Some of the other group shows are fluid and interesting. Andersson throws a light on overlooked names, such as Carl Fredrik Hill, the Swedish painter who suffered a breakdown aged 28 and died in 1911, at the age of 62. Ladislas Starewitch’s stop-motion animation featuring humanoid insects painting and fighting (“La Revanche du Ciné-opérateur”, 1912) is also a revelation.

Performance de Lhola Amira na exposição de Wura-Natasha Ogunji. Abertura para convidados da 33a Bienal de São Paulo. © Leo Eloy / Estúdio Garagem / Fundação Bienal de São Paulo
Lhola Amira’s performance at the exhibition curated by Wura-Natasha Ogunji © Leo Eloy/Garage Studio

Claudia Fontes explains, meanwhile, that her point of departure “was to think about the possibilities of existence of a slow bird, an ambiguous fictional creature, almost an oxymoron in itself, that could be interpreted in different ways by each artist.” Certainly, her selection prompts the viewer to slow down and take stock in a tumultuous world. One example is Ben Rivers’ film You Can’t Imagine Nothing (2018), which focuses on a sloth lolling in shrubbery.
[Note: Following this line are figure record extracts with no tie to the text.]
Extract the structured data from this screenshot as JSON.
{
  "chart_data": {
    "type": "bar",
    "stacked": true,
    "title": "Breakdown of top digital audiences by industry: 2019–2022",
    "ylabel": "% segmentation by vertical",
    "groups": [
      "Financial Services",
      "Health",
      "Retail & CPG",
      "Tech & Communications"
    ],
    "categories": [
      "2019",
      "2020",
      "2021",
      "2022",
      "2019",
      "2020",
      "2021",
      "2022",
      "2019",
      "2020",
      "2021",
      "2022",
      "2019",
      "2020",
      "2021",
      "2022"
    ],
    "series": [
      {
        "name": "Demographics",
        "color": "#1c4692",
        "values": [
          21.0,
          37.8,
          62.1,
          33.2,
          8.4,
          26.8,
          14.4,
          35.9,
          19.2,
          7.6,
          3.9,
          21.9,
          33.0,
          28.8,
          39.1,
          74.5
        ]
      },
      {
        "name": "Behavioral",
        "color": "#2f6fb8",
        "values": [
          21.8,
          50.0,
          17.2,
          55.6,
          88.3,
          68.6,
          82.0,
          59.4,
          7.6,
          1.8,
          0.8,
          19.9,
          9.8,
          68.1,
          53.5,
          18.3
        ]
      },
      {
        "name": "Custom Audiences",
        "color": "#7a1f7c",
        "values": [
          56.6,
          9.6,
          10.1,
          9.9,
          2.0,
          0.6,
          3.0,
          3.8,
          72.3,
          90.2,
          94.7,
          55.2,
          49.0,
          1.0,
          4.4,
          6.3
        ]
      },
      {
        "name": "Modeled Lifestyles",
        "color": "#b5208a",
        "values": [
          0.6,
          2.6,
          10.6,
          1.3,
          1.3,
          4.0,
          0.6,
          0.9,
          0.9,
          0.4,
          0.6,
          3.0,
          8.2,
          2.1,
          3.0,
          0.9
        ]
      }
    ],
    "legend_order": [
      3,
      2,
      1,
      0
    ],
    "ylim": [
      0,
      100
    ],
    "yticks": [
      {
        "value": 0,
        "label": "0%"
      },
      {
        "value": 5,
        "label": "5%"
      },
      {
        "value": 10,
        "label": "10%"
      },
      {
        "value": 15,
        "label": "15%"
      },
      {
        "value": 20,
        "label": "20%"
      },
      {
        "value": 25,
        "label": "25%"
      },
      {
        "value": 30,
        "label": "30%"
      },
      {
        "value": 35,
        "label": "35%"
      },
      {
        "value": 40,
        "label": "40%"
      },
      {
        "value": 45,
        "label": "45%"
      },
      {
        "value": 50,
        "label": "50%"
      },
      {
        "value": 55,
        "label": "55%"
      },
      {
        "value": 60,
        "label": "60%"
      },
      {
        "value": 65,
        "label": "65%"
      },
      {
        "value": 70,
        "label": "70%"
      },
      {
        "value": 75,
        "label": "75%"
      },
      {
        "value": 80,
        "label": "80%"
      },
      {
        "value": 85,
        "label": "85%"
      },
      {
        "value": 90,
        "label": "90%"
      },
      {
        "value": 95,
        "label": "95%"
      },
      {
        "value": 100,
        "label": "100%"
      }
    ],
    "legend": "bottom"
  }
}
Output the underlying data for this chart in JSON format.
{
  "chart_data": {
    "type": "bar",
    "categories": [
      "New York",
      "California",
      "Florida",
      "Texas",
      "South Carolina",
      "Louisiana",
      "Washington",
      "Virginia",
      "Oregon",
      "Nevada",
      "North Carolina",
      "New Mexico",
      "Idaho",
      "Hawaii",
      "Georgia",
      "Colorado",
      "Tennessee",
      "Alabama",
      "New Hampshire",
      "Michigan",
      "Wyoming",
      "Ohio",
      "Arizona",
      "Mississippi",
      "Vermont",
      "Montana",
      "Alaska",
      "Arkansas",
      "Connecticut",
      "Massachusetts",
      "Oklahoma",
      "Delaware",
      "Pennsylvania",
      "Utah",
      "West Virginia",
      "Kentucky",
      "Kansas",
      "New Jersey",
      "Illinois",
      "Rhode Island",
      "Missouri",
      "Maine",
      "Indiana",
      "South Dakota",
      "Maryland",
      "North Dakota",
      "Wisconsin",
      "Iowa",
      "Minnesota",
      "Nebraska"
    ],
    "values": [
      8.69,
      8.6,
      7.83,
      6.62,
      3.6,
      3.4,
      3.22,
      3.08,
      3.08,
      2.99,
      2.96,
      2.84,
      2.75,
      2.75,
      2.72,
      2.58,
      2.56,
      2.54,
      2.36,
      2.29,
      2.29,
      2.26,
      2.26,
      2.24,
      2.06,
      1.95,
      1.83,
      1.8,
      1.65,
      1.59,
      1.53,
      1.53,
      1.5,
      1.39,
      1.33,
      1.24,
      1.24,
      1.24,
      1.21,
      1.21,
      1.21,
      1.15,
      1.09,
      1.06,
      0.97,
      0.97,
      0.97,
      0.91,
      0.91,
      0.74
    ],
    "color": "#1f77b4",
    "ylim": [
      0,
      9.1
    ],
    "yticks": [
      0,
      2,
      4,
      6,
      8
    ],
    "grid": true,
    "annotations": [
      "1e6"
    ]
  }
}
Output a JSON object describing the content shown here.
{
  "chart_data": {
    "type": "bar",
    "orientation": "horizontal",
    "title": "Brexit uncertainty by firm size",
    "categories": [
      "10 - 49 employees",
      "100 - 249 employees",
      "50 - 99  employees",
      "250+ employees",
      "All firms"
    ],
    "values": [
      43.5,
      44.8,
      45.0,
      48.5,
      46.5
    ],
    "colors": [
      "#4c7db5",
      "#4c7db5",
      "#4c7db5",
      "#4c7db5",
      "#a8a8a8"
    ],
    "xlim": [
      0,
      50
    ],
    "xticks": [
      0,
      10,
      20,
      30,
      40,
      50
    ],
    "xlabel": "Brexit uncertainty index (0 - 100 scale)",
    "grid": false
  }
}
Fontes’ artists, she says, “are accessible at a direct, perceptual level, before intellectual understanding interferes in their appreciation.” This chimes with Pérez-Barreiro’s wider ambitions for the Biennial, which is called Affective Affinities — a title rather than a guiding theme, he stresses. His ideas are informed by the writings of Mário Pedrosa, the 20th-century Brazilian art critic and political activist. Pedrosa, he explains, “articulated a profoundly humanist perspective through which to understand art”, a view that can be summed up as: ignore prevailing theories and refocus on the experience of savouring art.

The most enjoyable aspect of the Biennial is the 12 solo installations and exhibitions curated by Pérez-Barreiro, which accompany the artist-curator interventions dotted around the huge Pavilhão Ciccillo Matarazzo in the palm-tree-lined Ibirapuera Park.

This cavernous arena, designed by the great Brazilian architect Oscar Niemeyer, dwarfs everything and everyone, and must surely intimidate curators and artists. But some of these solo shows are exceptional; installations by Lucia Nogueira, a Brazilian artist who died in 1998, incorporate everyday items such as plastic bags and crates to both witty and unsettling effect. Even a single soda can on a pedestal (“Refrain”, 1991-8) is affecting here at the Biennial.

Another special exhibition presents the exquisitely embroidered fabrics and pillows made by the late Paraguayan artist Feliciano Centurión following his HIV diagnosis. He died in 1996 but these poignant memorials, often stitched with a single word such as “Reposa” (rest), ensure his legacy endures in São Paulo and create more of an impact than many of the contemporary pieces on display.

These solo projects give the Biennial substance, providing a coda to the seven artist-curator displays. Overall this is a flawed but important experiment; any attempts to make today’s bloated biennials more digestible deserve praise.